The American Dahlia Society recognizes 16 types of dahlias (Dahlia spp.) in 15 different colors. Dahlias are flowering perennials that grow in U.S. Department of Agriculture plant hardiness zones 8 through 10 -- but if you live in zone 8, you should cover them with a 4- to 6-inch layer of organic mulch to protect them from the cold.
Dahlias grow less than 1 foot to over 6 feet tall. Varieties with two to four stalks grow large blooms. Bushy forms bear clusters of miniature to medium-sized flowers.
Location, Soil and Spacing
Plant dahlias in a spot that gets at least six hours of sun each day and is protected from strong winds. The soil should have a pH of roughly 6.5.
Spade 1 to 1 1/2 pounds of 5-10-5 water-soluble, granular fertilizer into the top 6 inches of 50 square feet of soil two to three weeks before planting dahlias. Water it in well.
When planting, place the dahlia tuber with its eye up to 4 inches below the soil in warm climates and 2 inches deep in cool climates. Space small varieties about 2 feet apart. Allow 3 to 4 feet between large cultivars, with 3 to 4 feet of space between rows.
Put a 1- to 2-inch layer of grass clippings, pine needles, pine bark or compost around the base of dahlias. This mulch will help retain soil moisture and discourage weeds.

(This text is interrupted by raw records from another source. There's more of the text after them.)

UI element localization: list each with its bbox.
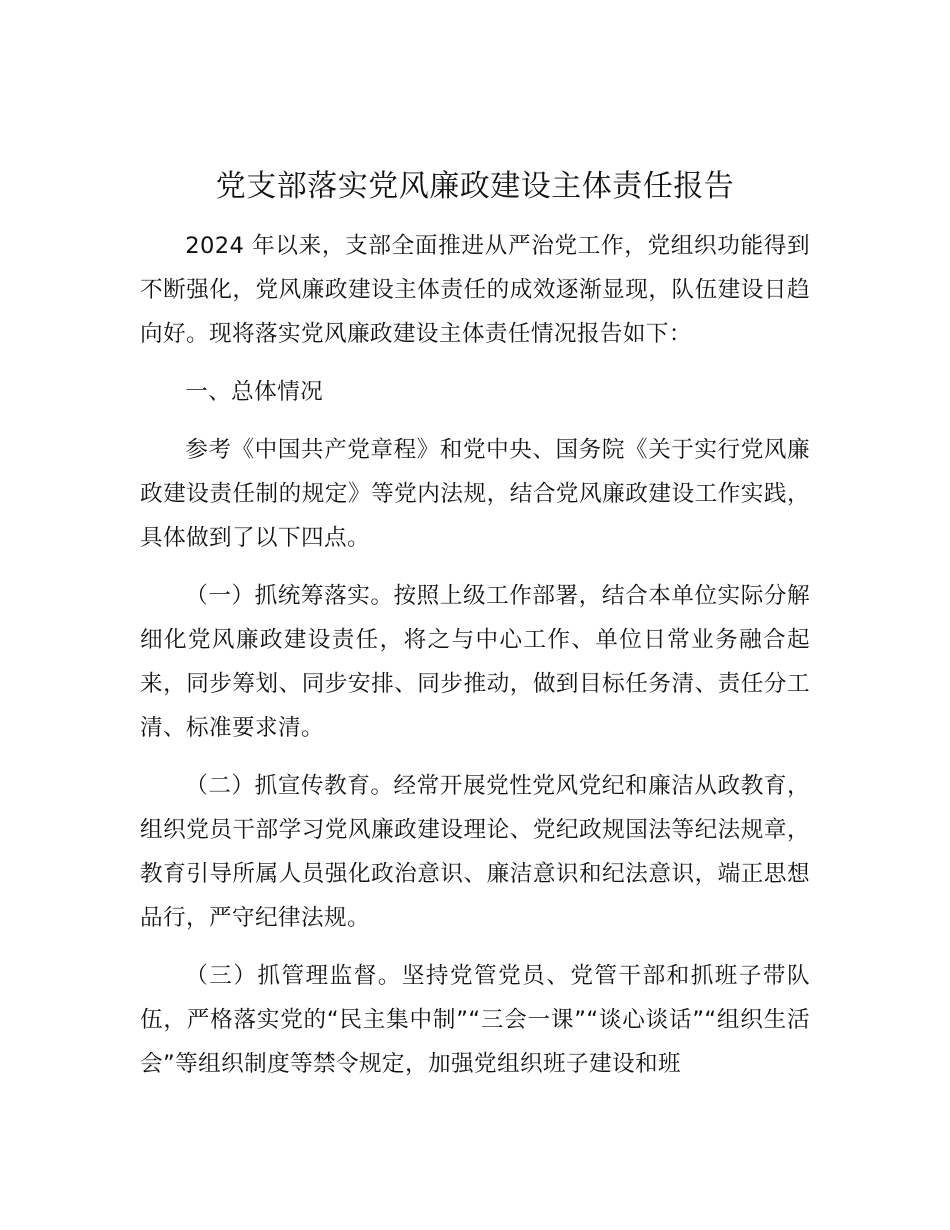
document-title: 党支部落实党风廉政建设主体责任报告 bbox=[215, 169, 735, 204]
paragraph-point-3: （三）抓管理监督。坚持党管党员、党管干部和抓班子带队伍，严格落实党的“民主集中制”“三会一课”“谈心谈话”“组织生活会”等组织制度等禁令规定，加强党组织班子建设和班 bbox=[140, 963, 810, 1077]
paragraph-point-2: （二）抓宣传教育。经常开展党性党风党纪和廉洁从政教育，组织党员干部学习党风廉政建设理论、党纪政规国法等纪法规章，教育引导所属人员强化政治意识、廉洁意识和纪法意识，端正思想品行，严守纪律法规。 bbox=[140, 773, 810, 931]
paragraph-intro: 2024 年以来，支部全面推进从严治党工作，党组织功能得到不断强化，党风廉政建设主体责任的成效逐渐显现，队伍建设日趋向好。现将落实党风廉政建设主体责任情况报告如下： bbox=[140, 233, 810, 347]
document-body bbox=[140, 224, 810, 1100]
section-heading-overview: 一、总体情况 bbox=[185, 379, 324, 405]
paragraph-basis: 参考《中国共产党章程》和党中央、国务院《关于实行党风廉政建设责任制的规定》等党内法规，结合党风廉政建设工作实践，具体做到了以下四点。 bbox=[140, 437, 810, 551]
paragraph-point-1: （一）抓统筹落实。按照上级工作部署，结合本单位实际分解细化党风廉政建设责任，将之与中心工作、单位日常业务融合起来，同步筹划、同步安排、同步推动，做到目标任务清、责任分工清、标准要求清。 bbox=[140, 583, 810, 741]
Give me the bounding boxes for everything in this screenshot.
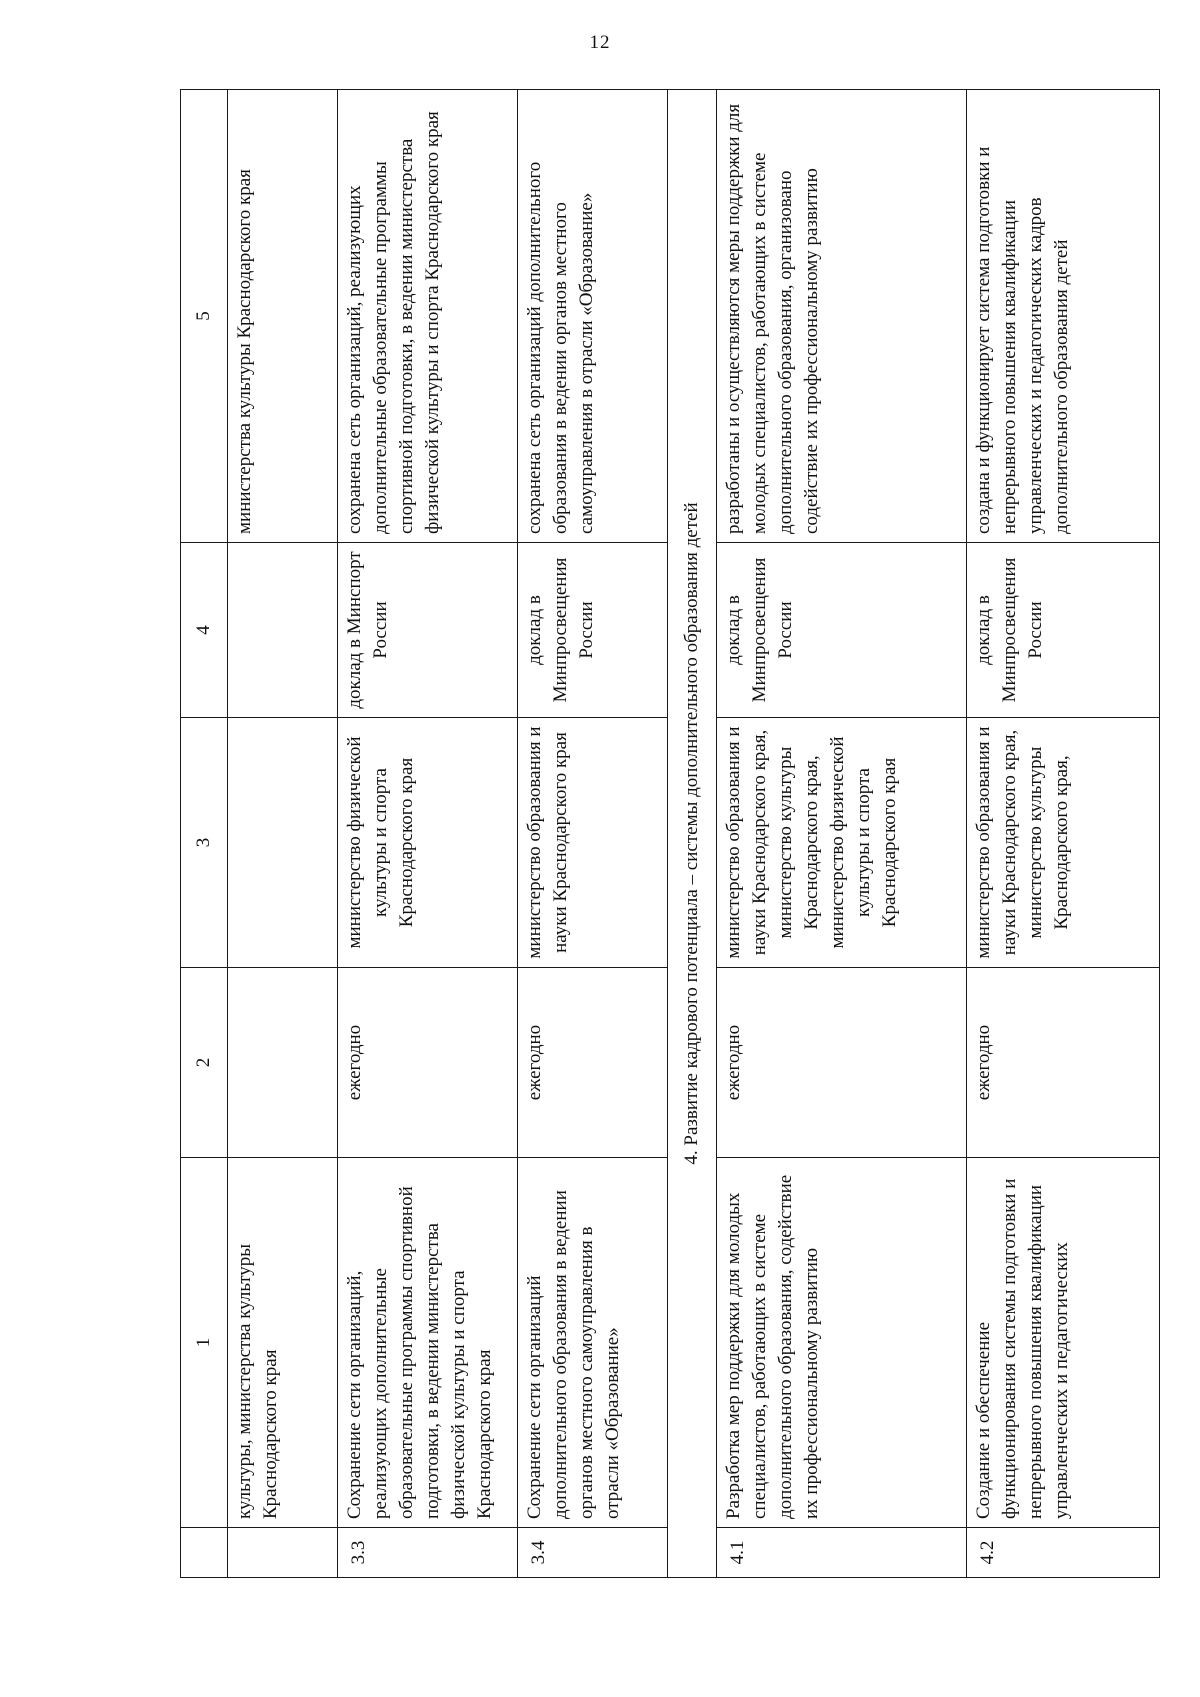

You’ll need to stake dahlias varieties more than 3 feet tall, especially if you live in a hot climate. Drive a 5- to 7-foot-tall stake 1 foot deep.
Fertilizer and Water
After the dahlias sprout, rake 1/2 to 1 cup of 5-10-10 or 1-12-12 water-soluble, granular fertilizer around each plant, being careful not let it touch the stems. Water well. After that, fertilize at the same rate monthly until mid-August, and then stop.
Water dahlias enough so that the soil does not dry out. Soak the soil around the bottom of the plant instead of using a sprinkler.
When a plant reaches about 12 inches high and has three or four pairs of leaves, prune the tip above the top two leaves to encourage the growth of strong side branches.
Sterilize the cutting blades of your pruning shears by soaking them for five minutes in a solution of 1 part household bleach to 3 parts of water. Let them air dry.
If you prune the lateral buds from varieties that grow large flowers, you can make the flowers even larger. You’ll see three buds the size of small peas on the end of each branch. Remove the two side buds to allow the center bud to yield a larger flower. Do not do this with varieties that yield small flowers, but remove all flowers as they die.
If your area gets hard frosts, dig the tubers up after the first frost in fall and store them in a cool, dry place for the winter. Cut them back, leaving a 3- to 4-inch stem on the tubers, and then dig them up and hang them upside down to dry. Knock off the soil, and then put them in a box with a few inches of vermiculite, peat moss or sawdust at the bottom. Store the tubers in a dry location at 40 to 55 degrees Fahrenheit.